Michael Brick of the New York Times reports on an intricate Brooklyn drug trade...

It was a big show of force: 60 people under arrest, 5 gangs vanquished, more than 200 criminal charges, a $1.5 million narcotics enterprise shattered and an urban village of 3,500 liberated.

His choice of words signaled an aggressive change in prosecution tactics. Prosecutors planned to file felony conspiracy charges. That approach, long used against Mafia suspects, could produce sentences unheard of among the housing project’s pushers, lookouts and addicts: life in prison.

Again and again in the years to come, similar raids concentrated on housing projects in Coney Island, Fort Greene and East New York. The numbers peaked with the arrest of more than 140 people at the Red Hook Houses in 2006. Nearly all the defendants were charged with first-degree conspiracy, their bail set at $100,000, sometimes $1 million. Tenant associations and community boards lavished praise on the district attorney.

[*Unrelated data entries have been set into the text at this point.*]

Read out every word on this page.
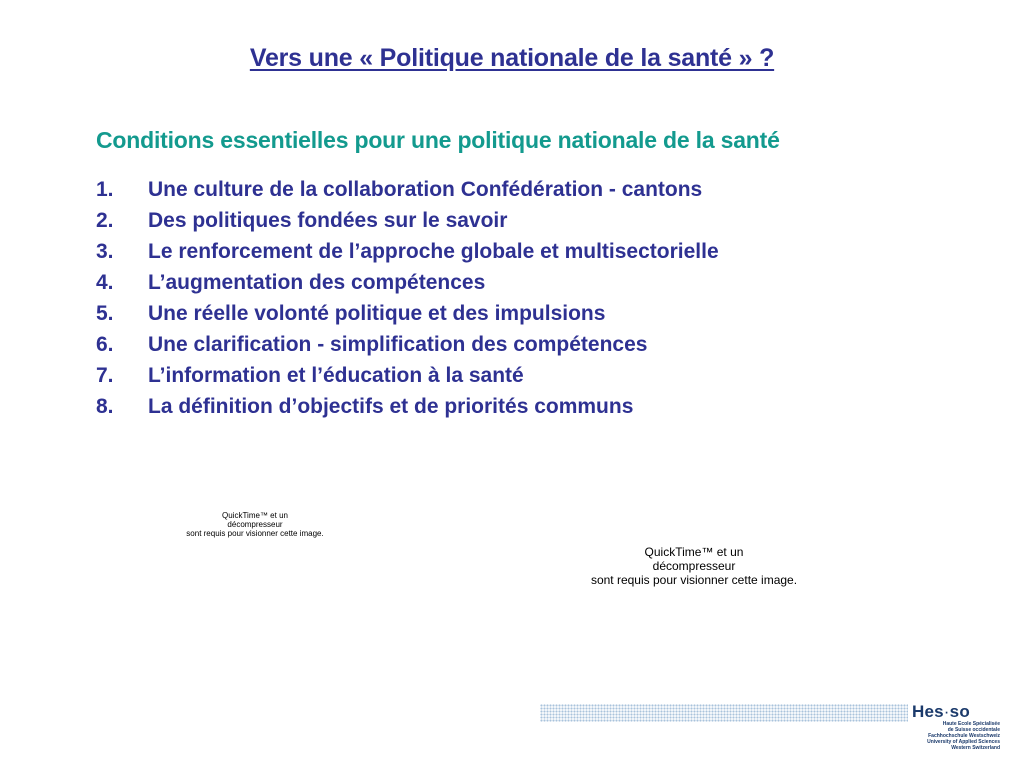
Vers une « Politique nationale de la santé » ?
Conditions essentielles pour une politique nationale de la santé
1.	Une culture de la collaboration Confédération - cantons
2.	Des politiques fondées sur le savoir
3.	Le renforcement de l’approche globale et multisectorielle
4.	L’augmentation des compétences
5.	Une réelle volonté politique et des impulsions
6.	Une clarification - simplification des compétences
7.	L’information et l’éducation à la santé
8.	La définition d’objectifs et de priorités communs
QuickTime™ et un
décompresseur
sont requis pour visionner cette image.
QuickTime™ et un
décompresseur
sont requis pour visionner cette image.
Hes·so
Haute Ecole Spécialisée
de Suisse occidentale
Fachhochschule Westschweiz
University of Applied Sciences
Western Switzerland
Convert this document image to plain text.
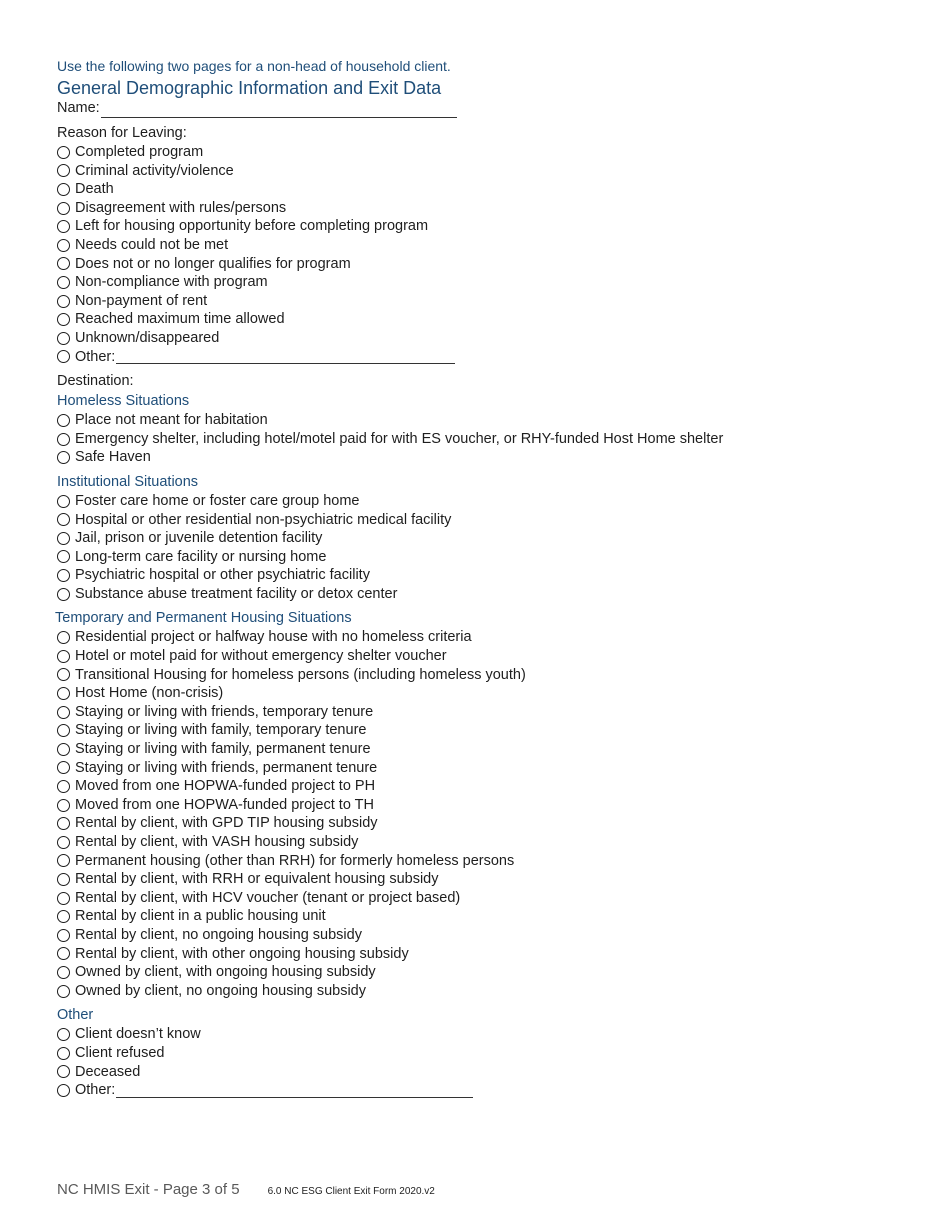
Use the following two pages for a non-head of household client.
General Demographic Information and Exit Data
Name:
Reason for Leaving:
Completed program
Criminal activity/violence
Death
Disagreement with rules/persons
Left for housing opportunity before completing program
Needs could not be met
Does not or no longer qualifies for program
Non-compliance with program
Non-payment of rent
Reached maximum time allowed
Unknown/disappeared
Other:
Destination:
Homeless Situations
Place not meant for habitation
Emergency shelter, including hotel/motel paid for with ES voucher, or RHY-funded Host Home shelter
Safe Haven
Institutional Situations
Foster care home or foster care group home
Hospital or other residential non-psychiatric medical facility
Jail, prison or juvenile detention facility
Long-term care facility or nursing home
Psychiatric hospital or other psychiatric facility
Substance abuse treatment facility or detox center
Temporary and Permanent Housing Situations
Residential project or halfway house with no homeless criteria
Hotel or motel paid for without emergency shelter voucher
Transitional Housing for homeless persons (including homeless youth)
Host Home (non-crisis)
Staying or living with friends, temporary tenure
Staying or living with family, temporary tenure
Staying or living with family, permanent tenure
Staying or living with friends, permanent tenure
Moved from one HOPWA-funded project to PH
Moved from one HOPWA-funded project to TH
Rental by client, with GPD TIP housing subsidy
Rental by client, with VASH housing subsidy
Permanent housing (other than RRH) for formerly homeless persons
Rental by client, with RRH or equivalent housing subsidy
Rental by client, with HCV voucher (tenant or project based)
Rental by client in a public housing unit
Rental by client, no ongoing housing subsidy
Rental by client, with other ongoing housing subsidy
Owned by client, with ongoing housing subsidy
Owned by client, no ongoing housing subsidy
Other
Client doesn’t know
Client refused
Deceased
Other:
NC HMIS Exit - Page 3 of 5	6.0 NC ESG Client Exit Form 2020.v2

But soon, the strategy stumbled at the courthouse steps.

Judges rebuked the prosecution tactics. Juries rejected the conspiracy charges.

And after six years, eight major operations and more than 500 arrests, no one has been convicted of first-degree conspiracy. Instead, many defendants have spent a year or more on Rikers Island, awaiting trials that in the end never come. Typically, they plead guilty to lesser crimes, are sentenced to time served and then are released.

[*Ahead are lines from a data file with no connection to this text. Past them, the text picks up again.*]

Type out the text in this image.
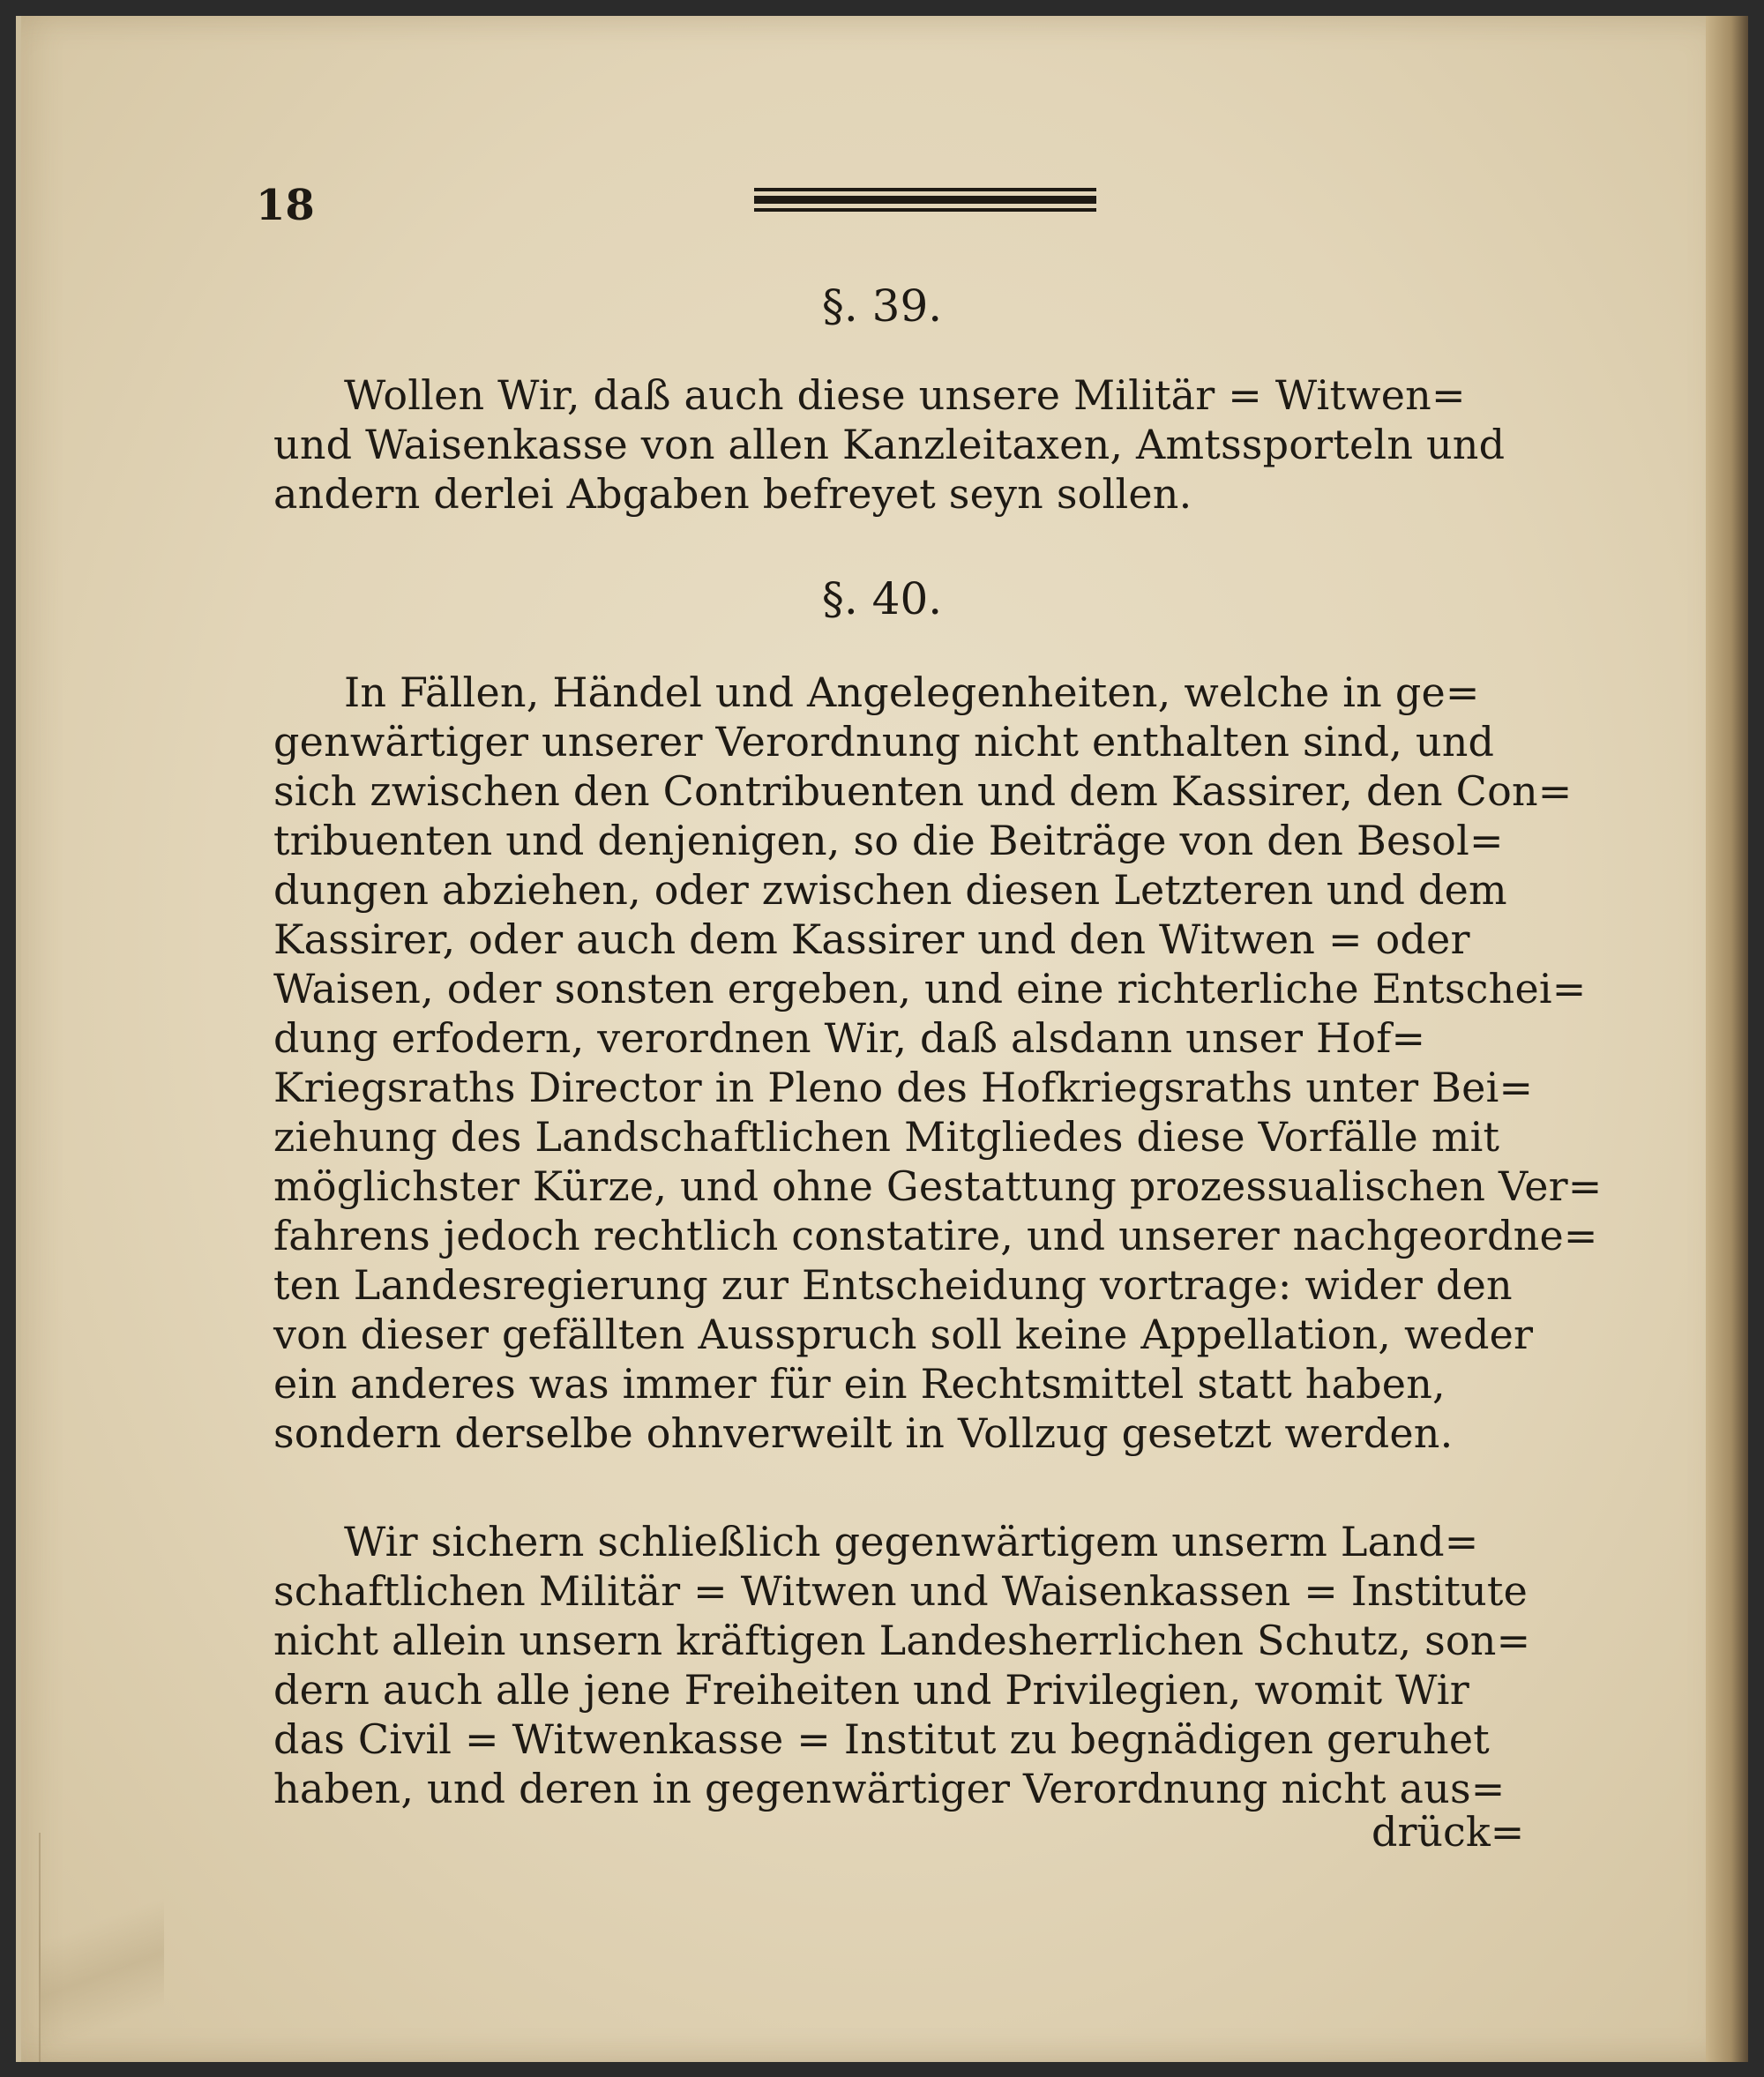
18
§. 39.
Wollen Wir, daß auch diese unsere Militär = Witwen=
und Waisenkasse von allen Kanzleitaxen, Amtssporteln und
andern derlei Abgaben befreyet seyn sollen.
§. 40.
In Fällen, Händel und Angelegenheiten, welche in ge=
genwärtiger unserer Verordnung nicht enthalten sind, und
sich zwischen den Contribuenten und dem Kassirer, den Con=
tribuenten und denjenigen, so die Beiträge von den Besol=
dungen abziehen, oder zwischen diesen Letzteren und dem
Kassirer, oder auch dem Kassirer und den Witwen = oder
Waisen, oder sonsten ergeben, und eine richterliche Entschei=
dung erfodern, verordnen Wir, daß alsdann unser Hof=
Kriegsraths Director in Pleno des Hofkriegsraths unter Bei=
ziehung des Landschaftlichen Mitgliedes diese Vorfälle mit
möglichster Kürze, und ohne Gestattung prozessualischen Ver=
fahrens jedoch rechtlich constatire, und unserer nachgeordne=
ten Landesregierung zur Entscheidung vortrage: wider den
von dieser gefällten Ausspruch soll keine Appellation, weder
ein anderes was immer für ein Rechtsmittel statt haben,
sondern derselbe ohnverweilt in Vollzug gesetzt werden.
Wir sichern schließlich gegenwärtigem unserm Land=
schaftlichen Militär = Witwen und Waisenkassen = Institute
nicht allein unsern kräftigen Landesherrlichen Schutz, son=
dern auch alle jene Freiheiten und Privilegien, womit Wir
das Civil = Witwenkasse = Institut zu begnädigen geruhet
haben, und deren in gegenwärtiger Verordnung nicht aus=
drück=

rosecutors say that the mere threat of their novel conspiracy charge has resulted in longer prison terms, some through plea bargains, keeping accused dealers off the streets as the system moves along.

But defense lawyers have routinely advised their clients to stall, waiting for the favorable plea deals that eventually come. And they call the whole program a miscarriage of justice, an upside-down world where sentences end up being handed out after time has been served. The lawyers argue that prosecutors have abused the use of the conspiracy charges — using the more significant counts to withhold evidence from defendants, and to exact jail terms they might never have won otherwise.

A portrait of the Cypress Hills case, drawn from hearings, interviews, court records, police reports and secret grand jury testimony transcripts provided to The New York Times, offers insights into the goals of prosecutors and the police. And it indicates an outcome that allows both sides to offer competing claims of just what has been achieved.

A Shifting Battleground

By the numbers, Cypress Hills is 1,430 families, 261 of them with a man in the house, living on an average of about $19,000 a year. In the surrounding community, 31 of every 1,000 men have been in jail, among the highest rates in the borough, according to the independent Justice Mapping Center.

By other measures, Cypress Hills is the roar of the jetliners soaring over 15 blunt seven-story rectangles of weathered red brick, the windows barred even on the top floor, the small satellite dishes and ragged foreign flags poking through the slats like letters in a neglected mailbox.

For decades, the project’s gangs have grown in sophistication. A generation ago, the police pursued housing project drug dealers with the buy-and-bust method: An undercover officer buys some drugs, then other officers arrest the seller.

By the late 1980s, the authorities acknowledged they were losing ground to violent crack cocaine gangs. A supervisor, Sgt. Donald Flynn, told a grand jury what was happening: Dealers had begun retreating from the courtyards into the buildings, farther from the reach of surveillance.

“They become, as I like to call it, unholy alliances between some of these groups and agreements as far as who would control what side,” Sergeant Flynn testified. With graffiti on the walls and color-coded caps to mark vials of drugs, the groups staked their territory, the EU organization, the Front Boys, the Ruffryders and the A Team dividing up the 29 acres of Cypress Hills.

Buy-and-bust operations became more difficult to perform, Sergeant Flynn explained. At Cypress Hills, “a lot of people have grown up together, go to school, junior high or elementary, and an undercover not being from the development would be known pretty much right away, as would, of course, any surveillance vehicles.”